Meskipun demikian, sebagai Ksatria Mawar yang sendirian tanpa pasukan di belakangnya, Nirvana diterima dengan cukup mudah.
Ksatria Kuning yang menerima surat berteriak ketika melihat tulisan tangan yang tertera. "Dari Pangeran!"
Dia merobeknya dan memindai guratan pena dengan cepat. Ketika dia sampai di akhir, dia melirik ke arah Rosa Nirvana, kecurigaan tumpah pada wajahnya yang cantik. "Bagaimana kami tahu dia tidak dipaksa menulis ini? Bagaimana kami tahu dia masih hidup?"
Nirvana mengangkat dagunya yang lancip bersegi. "Kamu memiliki kata-kataku sebagai Ksatria Mawar."
Ksatria Kuning mendengus. "Apa gunanya kata-kata seorang ksatria yang melayani Bulan? Bawa kami kepadanya. Kami akan yakin dengan mata kepala kami sendiri bahwa surat resmi ini mengatakan kebenaran."
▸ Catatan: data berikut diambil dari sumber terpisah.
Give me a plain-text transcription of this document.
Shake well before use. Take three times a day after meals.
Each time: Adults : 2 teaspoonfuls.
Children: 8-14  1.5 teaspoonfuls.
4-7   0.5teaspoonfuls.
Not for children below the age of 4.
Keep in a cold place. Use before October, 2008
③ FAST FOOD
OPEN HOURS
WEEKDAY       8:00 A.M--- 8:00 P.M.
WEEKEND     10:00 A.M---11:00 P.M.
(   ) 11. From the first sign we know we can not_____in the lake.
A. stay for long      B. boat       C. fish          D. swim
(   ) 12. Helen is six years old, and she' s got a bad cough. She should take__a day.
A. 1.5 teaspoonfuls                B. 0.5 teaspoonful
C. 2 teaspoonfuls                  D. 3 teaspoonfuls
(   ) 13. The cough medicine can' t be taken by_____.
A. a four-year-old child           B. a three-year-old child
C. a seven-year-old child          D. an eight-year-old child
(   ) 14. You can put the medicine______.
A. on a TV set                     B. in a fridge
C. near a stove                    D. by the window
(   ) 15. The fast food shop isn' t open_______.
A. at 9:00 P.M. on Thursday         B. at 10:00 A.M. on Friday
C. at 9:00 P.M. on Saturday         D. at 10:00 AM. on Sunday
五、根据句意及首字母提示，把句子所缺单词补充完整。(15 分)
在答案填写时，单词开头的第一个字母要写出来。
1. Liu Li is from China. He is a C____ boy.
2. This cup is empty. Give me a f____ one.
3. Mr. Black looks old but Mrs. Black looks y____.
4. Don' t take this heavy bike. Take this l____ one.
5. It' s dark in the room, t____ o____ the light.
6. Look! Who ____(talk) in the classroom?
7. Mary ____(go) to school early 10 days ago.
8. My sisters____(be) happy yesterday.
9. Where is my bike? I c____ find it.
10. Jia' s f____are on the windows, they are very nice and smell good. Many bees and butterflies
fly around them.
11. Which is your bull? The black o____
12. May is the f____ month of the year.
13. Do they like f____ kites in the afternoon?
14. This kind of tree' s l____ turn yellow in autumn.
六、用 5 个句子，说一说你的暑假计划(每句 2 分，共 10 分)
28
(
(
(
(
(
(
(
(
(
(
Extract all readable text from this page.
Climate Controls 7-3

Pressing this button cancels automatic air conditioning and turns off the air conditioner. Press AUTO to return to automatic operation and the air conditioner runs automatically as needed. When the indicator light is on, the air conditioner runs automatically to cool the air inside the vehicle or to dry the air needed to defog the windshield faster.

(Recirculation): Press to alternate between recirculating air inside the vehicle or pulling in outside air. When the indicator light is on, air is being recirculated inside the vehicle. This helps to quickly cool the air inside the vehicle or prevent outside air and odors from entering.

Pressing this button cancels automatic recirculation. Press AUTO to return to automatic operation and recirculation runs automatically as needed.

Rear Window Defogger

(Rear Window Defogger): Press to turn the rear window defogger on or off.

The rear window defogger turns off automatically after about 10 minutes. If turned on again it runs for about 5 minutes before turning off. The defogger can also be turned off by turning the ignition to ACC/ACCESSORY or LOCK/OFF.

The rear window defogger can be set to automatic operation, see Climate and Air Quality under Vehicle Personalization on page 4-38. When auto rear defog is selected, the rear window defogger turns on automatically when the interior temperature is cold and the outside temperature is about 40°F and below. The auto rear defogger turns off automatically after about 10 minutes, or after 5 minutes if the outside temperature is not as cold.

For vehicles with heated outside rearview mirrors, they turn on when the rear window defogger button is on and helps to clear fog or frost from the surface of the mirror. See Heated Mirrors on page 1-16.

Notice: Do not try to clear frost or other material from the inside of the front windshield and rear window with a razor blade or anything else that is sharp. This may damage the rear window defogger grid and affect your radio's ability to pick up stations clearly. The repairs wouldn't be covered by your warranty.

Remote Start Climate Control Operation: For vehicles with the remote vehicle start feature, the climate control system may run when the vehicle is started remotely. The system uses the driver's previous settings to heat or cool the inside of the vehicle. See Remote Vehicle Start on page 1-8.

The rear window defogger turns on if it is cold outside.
Maka Ksatria Semburat Mutiara membawa mereka pergi dari kota Bulan ke desa Sungai Bengkok tempat dia melindungi Sancaka Gundala.
Ketika dia turun di depan sebuah gubuk sederhana, para ksatria di belakangnya saling memandang. Pangeran yang mereka kenal, meski cukup ceria, tidak akan pernah berkenan tinggal di tempat tinggal yang begitu sederhana.
Tapi dia ingin mereka percaya.
"Pangeranmu ada di sini," kata Rosa Nirvana, mendorong pintu hingga terbuka.
Pada dipan di bagian belakang, Ksatria Rambut Jagung menangkap kata-kata itu tepat ketika dia terbangun dari mimpi buruk pedang, pertempuran, dan rasa sakit seorang cacat. "Awas, Nirvana!" serunya, bangkit dari tempat tidurnya dengan bermandikan peluh.
Kerabat dan pelayannya, salah paham dengan kata-katanya yang panik, membunuh Ksatria Semburat Mutiara di tempatnya berdiri.